Quelle ne fut pas notre surprise en apprenant qu’une entreprise nous proposait en plein mois de décembre un rendez-vous, en avant-première, pour nous présenter une toute nouvelle technologie en Réalité Virtuelle. Le but de cette dernière ? Streamer les jeux PC, en ultra et sans latence, d’un ordinateur vers un téléphone, lui-même placé dans un casque VR mobile. Ainsi, RexR nous promet de jouer à nos jeux favoris, avec ce nouveau degré d'immersion, dans d’excellentes conditions, sans surconsommation de ressource et sans perte de qualité. Rien que ça. Alors, que donne la technologie à son lancement ?
Une promesse miracle sur le papier
Lorsque Youssef, le fondateur et CEO de l’entreprise estonienne derrière RexR, nous présente son parcours avant de nous faire tester sa technologie, le jeune ingénieur software d’une trentaine d’années nous avoue qu’il a tendance à vite décrocher lorsqu’il joue, en réalité virtuelle, à des titres spécialement conçus à cet effet. Inexorablement, il revient toujours vers les jeux “classiques” qu’il rêve, depuis plusieurs années, d’exploiter “autrement” et de manière bien plus immersive. Grâce à ses brevets qu’il a déposé avec ses équipées, sa solution nommée RexR (un combo app mobile - software PC) lui permet désormais de retransmettre ses jeux, en VR, et sur n’importe quel smartphone, si tant est que ce dernier soit équipé d’Android 8.0 et d’une dalle 1080p au minimum. Face à une telle promesse nous n’avions qu’une envie, c’était évidemment d’essayer. D’autant plus qu’on nous avait demandé, en préambule, une sélection de jeux que l’on voudrait tester avec la technologie. Notre sélection fut Red Dead Redemption 2 , Forza Horizon 4 , Star Wars Jedi Fallen Order et Borderlands 3 , et promettait donc un large panel de genres, dont deux particulièrement difficiles à adapter en VR.

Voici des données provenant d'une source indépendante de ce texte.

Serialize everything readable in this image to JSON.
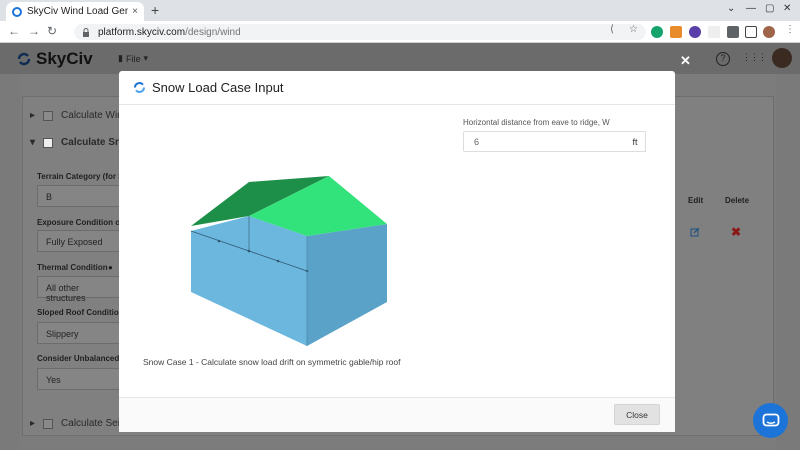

Une installation simple pour un usage supposé universel
Une fois votre compte créé et l’application récupérée sur vos deux terminaux, qui se doivent d’être sur le même réseau, vous pouvez lancer RexR et faire tourner un jeu en plein écran sur votre PC. Le rendu sera alors dupliqué sur votre téléphone, et légèrement remanié. Cette étape est cruciale, car c’est elle qui donnera un aspect “sphérique” au jeu, une fois le téléphone positionné dans le masque VR. Ce dernier peut être de n’importe quelle marque, pourvu qu’il offre le minimum nécessaire : des lentilles et un système occultant. D’ailleurs, RexR et sa maison-mère, Realified, comptent développer leur propre casque à l’avenir, dans le but de maximiser le confort des joueurs et l’ouverture du champs de vision.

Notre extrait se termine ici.